Delta Air Lines painted a rosy picture of its operations during last week's Investor Day presentation, despite not knowing the effect the Covid-19 omicron variant will have on travel in the coming months.
The company estimated it will see $200 million in profits for the fourth quarter of 2021, and that the airline will deliver "meaningful profitability in 2022 on its path to improved earnings power beyond pre-pandemic levels by 2024." The airline also projected capacity will be at about 90 percent of 2019 levels by the end of 2022, and back to 100 percent by the end of 2023.
"The [fourth-quarter] numbers look really quite promising," said Delta CEO Ed Bastian. "And that puts us on a good platform to look at 2022 truly as a recovery year, but it will be a profitable year."
The company's domestic consumer travel volume is already above 2019 levels, while Delta's domestic business travel volume is at about 60 percent, president Glen Hauenstein said. The international consumer segment is at about 60 percent to 65 percent, while international business travel is at about 25 percent.
Bastian noted that airline gained new leisure customers during the pandemic and its recovery but acknowledged business travel is a "different set of customers" and "no one knows" what is going to happen when that travel returns. "But we do know it's not going to come back the way it was," he said. "We know videoconferencing will be a substitute, and we've studied this a lot."
Bastian was referencing a business travel study Delta recently completed that he said the airline nearly published but instead held off because of the omicron variant. Findings showed that roughly 30 percent of business travel, most likely related to conferences and internal meetings, "things that probably are most susceptible to doing over Zoom or videoconferencing or not seeing a direct return for your business," might not come back, Bastian said. "But even if a third of that goes, it's only 10 percent of overall business travel. I think that's where the risk is."
The other 70 percent of business travel is split between commercial travel—people that need to be out with customers and managing their businesses—and essential travel, he continued. Bastian added that Delta expects that 70 percent share to be 100 percent recovered by 2023. "If our math's right, maybe it's 90 percent by 2023 that comes back in terms of the traditional form of business travel," he said.
Bastian also noted that the new flexible way of working will enable mobility, and that's going to feed into travel, but so will employees returning to traditional office work.
Hauenstein referenced that recent corporate survey, conducted between Nov. 29 to Dec. 10, which showed that "61 percent of [respondents had] offices open [and] that ties almost exactly to the 60 percent of business travel we have recovered," he said, adding that they expect—"and this again is a very current survey and may push out because of omicron"—that number to be 83 percent with a 10-point improvement, and their company will accept visitors on campus. "All very positive signs."

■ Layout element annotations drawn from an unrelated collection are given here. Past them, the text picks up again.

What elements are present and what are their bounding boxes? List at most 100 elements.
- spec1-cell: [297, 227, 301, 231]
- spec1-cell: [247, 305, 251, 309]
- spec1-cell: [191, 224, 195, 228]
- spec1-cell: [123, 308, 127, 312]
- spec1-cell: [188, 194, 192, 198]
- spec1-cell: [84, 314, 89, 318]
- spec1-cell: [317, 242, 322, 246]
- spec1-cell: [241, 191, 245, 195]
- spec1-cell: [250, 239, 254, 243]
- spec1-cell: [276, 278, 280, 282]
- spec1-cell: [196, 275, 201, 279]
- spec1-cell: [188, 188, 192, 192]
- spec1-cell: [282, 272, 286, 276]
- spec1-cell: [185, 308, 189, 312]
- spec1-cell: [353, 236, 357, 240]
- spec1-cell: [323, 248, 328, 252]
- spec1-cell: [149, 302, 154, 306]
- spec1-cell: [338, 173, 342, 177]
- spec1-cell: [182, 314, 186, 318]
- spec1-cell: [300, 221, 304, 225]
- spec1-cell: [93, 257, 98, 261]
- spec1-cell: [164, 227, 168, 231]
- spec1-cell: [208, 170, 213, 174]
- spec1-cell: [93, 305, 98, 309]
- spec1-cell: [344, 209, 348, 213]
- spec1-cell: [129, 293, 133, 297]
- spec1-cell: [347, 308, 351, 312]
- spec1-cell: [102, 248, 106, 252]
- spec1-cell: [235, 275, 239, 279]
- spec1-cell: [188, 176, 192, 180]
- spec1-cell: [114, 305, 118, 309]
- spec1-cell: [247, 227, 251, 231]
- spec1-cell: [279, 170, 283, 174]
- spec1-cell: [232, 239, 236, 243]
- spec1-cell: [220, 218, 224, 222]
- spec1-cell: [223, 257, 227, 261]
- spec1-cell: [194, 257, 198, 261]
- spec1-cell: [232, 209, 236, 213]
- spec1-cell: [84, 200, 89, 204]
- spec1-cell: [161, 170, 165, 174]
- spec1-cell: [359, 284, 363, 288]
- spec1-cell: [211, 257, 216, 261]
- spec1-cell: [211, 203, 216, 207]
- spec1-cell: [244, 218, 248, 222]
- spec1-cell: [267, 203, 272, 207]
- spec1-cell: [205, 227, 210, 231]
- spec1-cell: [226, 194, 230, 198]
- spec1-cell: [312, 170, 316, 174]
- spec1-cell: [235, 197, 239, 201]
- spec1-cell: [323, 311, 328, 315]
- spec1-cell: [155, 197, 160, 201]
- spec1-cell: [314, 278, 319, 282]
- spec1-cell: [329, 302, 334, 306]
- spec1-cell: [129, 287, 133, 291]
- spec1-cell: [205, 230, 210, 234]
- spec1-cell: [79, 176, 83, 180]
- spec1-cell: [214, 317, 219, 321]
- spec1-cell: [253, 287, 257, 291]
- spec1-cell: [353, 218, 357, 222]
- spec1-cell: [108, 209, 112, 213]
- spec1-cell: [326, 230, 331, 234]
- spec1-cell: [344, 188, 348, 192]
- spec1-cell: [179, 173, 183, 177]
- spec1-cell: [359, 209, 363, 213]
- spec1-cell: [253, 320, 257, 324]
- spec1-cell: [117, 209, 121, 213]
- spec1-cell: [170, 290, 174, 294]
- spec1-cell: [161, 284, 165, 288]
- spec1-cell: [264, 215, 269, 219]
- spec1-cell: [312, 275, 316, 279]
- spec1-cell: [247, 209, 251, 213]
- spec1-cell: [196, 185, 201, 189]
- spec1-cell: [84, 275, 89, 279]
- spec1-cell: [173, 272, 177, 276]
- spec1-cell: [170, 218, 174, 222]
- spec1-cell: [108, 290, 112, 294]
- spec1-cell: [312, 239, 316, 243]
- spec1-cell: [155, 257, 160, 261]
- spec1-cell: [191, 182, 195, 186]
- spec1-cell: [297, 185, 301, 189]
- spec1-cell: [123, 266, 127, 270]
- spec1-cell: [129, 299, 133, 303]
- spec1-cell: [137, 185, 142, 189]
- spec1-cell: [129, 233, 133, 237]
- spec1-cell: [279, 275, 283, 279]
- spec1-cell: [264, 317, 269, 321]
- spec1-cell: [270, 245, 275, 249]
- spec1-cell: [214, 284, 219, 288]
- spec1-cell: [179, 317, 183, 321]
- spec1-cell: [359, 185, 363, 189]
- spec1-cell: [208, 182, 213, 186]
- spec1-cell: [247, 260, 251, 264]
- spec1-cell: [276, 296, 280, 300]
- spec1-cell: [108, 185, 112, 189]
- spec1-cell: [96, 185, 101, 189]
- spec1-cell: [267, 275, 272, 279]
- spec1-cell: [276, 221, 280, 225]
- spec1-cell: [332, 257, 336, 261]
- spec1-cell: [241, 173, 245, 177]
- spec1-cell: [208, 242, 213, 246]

In response to an analyst question regarding travel policies, Hauenstein said that Delta asked corporate respondents how many would enhance their travel policy. "It's about eight points minus two on more restrictive and plus 10 on less restrictive," he said, adding that "in this tight labor market," to attract top talent, companies have to make their products more competitive. For example, if Brand X tells recruits who will potentially be doing a lot of business travel that they will fly domestically on first class, "then Brand Y has to do it. That plays very, very well into our premium spectrum."
Bastian added that anecdotally, some large corporate clients are being asked by recruits about travel policy, because "they want to travel, and they want to travel at a different level," he said. He also is seeing companies offer more flexible upgrades and premium services "that we haven't seen in years."